Çabalamak eylemimizdir.
Çaba bizim iradeli eylemimizdir. Doğum da ölüm de ve ikisinin arasındaki süreç de bizim özel eylemlerimizdir. Her an özeliz ve her şeyde bilincimizle var oluruz. Kendini Bilme çalışmasının sırlarından biri şudur: Bir durumun bilincinde olursanız, artık o durumun üstüne çıkmışsınız demektir. Öfkelendiğinizi, sesinizin yükseldiğini, dişlerinizi sıktığınızı, öfkenin benliklerin enerjinizi çaldığını düşündüğünüz zaman artık öfkeli biri olmaktan çıkarsınız. Her çaba kendini bilmeye yöneliktir. Çalışma insanın ta kendisidir, çabayla varlığımız değişir.
İnsanın varlığımızı değiştirmesi için çok çabalaması gerek. Çünkü kolay ve gereksiz işler hızlıdır, sıradan birini kandırıverir. Gün içinde kaç kez olumsuz düşündünüz? Olumsuz durumu kaç kez fark edip onunla özdeşlemediniz? Oysa ne kadar kolay bir şeylere kızmak… Belki de yeryüzünün en zor ama gerekli işlerinden biri olumlu kalmaktır. Olumlu kaldığımız kadar bilinçliyiz ve bilinçli olduğumuz kadar varlığımızı geliştiririz.
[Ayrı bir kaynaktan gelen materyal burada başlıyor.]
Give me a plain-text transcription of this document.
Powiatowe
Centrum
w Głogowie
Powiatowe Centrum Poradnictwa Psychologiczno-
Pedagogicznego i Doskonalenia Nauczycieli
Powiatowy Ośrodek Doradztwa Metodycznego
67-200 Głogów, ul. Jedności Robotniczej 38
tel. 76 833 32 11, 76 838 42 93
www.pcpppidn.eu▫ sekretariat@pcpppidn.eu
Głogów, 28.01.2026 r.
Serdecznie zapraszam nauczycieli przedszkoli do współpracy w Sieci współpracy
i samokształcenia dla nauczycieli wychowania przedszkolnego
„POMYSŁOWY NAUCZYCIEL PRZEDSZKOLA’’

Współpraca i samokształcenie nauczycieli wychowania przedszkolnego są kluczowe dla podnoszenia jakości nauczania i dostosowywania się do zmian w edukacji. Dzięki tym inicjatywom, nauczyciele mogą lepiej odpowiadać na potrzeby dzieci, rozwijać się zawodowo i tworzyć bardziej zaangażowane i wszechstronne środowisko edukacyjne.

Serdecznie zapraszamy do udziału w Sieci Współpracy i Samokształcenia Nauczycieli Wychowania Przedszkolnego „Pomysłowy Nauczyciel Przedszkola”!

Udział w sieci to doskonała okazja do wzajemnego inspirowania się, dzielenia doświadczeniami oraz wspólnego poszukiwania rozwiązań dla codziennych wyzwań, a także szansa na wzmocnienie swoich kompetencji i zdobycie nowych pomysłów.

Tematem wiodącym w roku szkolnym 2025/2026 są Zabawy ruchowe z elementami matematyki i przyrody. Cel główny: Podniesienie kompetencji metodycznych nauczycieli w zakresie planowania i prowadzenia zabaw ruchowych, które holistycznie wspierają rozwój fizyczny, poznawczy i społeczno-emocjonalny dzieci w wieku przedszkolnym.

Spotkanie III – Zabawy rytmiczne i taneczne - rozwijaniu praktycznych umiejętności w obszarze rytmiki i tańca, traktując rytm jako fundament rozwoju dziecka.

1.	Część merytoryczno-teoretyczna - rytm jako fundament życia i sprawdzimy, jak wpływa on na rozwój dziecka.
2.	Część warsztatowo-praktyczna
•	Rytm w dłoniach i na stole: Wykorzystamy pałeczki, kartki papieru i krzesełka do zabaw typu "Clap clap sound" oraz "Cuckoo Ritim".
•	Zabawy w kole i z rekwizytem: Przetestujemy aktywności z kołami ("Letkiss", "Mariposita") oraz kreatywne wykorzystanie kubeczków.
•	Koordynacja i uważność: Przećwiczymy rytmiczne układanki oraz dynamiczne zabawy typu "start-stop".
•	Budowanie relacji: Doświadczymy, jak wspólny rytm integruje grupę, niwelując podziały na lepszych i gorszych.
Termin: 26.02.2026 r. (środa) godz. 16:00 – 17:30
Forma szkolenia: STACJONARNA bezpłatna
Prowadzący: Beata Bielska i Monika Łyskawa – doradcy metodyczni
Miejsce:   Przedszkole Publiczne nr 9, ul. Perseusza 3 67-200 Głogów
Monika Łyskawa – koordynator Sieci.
Ya yaşam bizi kullanacak ya da biz onu.
Yaşam bizi kullanırsa değerimiz düşer, ama biz yaşamı kullanırsak ona uygarlık denir. Yeryüzünde bilinçli varlıklar gelişimin adımlarını atmıştır. Adı bilinen ya da bilinmeyen nice insan bilincin ışığıyla yaşamın karanlık noktalarını aydınlatmıştır. Ateş, tekerlek, bitki ve hayvan evcilleştirmesinden başlayın. Sonra buhar gücünün yönetilmesine, sesin kaydına, aşının keşfine kadar birçok gelişme insanın yeryüzünde dışsal ve içsel varlığını güçlendirmiştir. İnsan bireyleri bilinçleriyle dışımızı ve içimizi biçimlendirmiştir.
Çabalamak …
Bu yazıyı okuyunca yeni biçimde düşünmeye başlar, yaşamı bu yazıyı okumadan önceki gibi yaşamazsınız. Şimdi siz bunun için değer mi, diye düşünün. Bir düşünün çabalamalı mı çabalamamalı mı?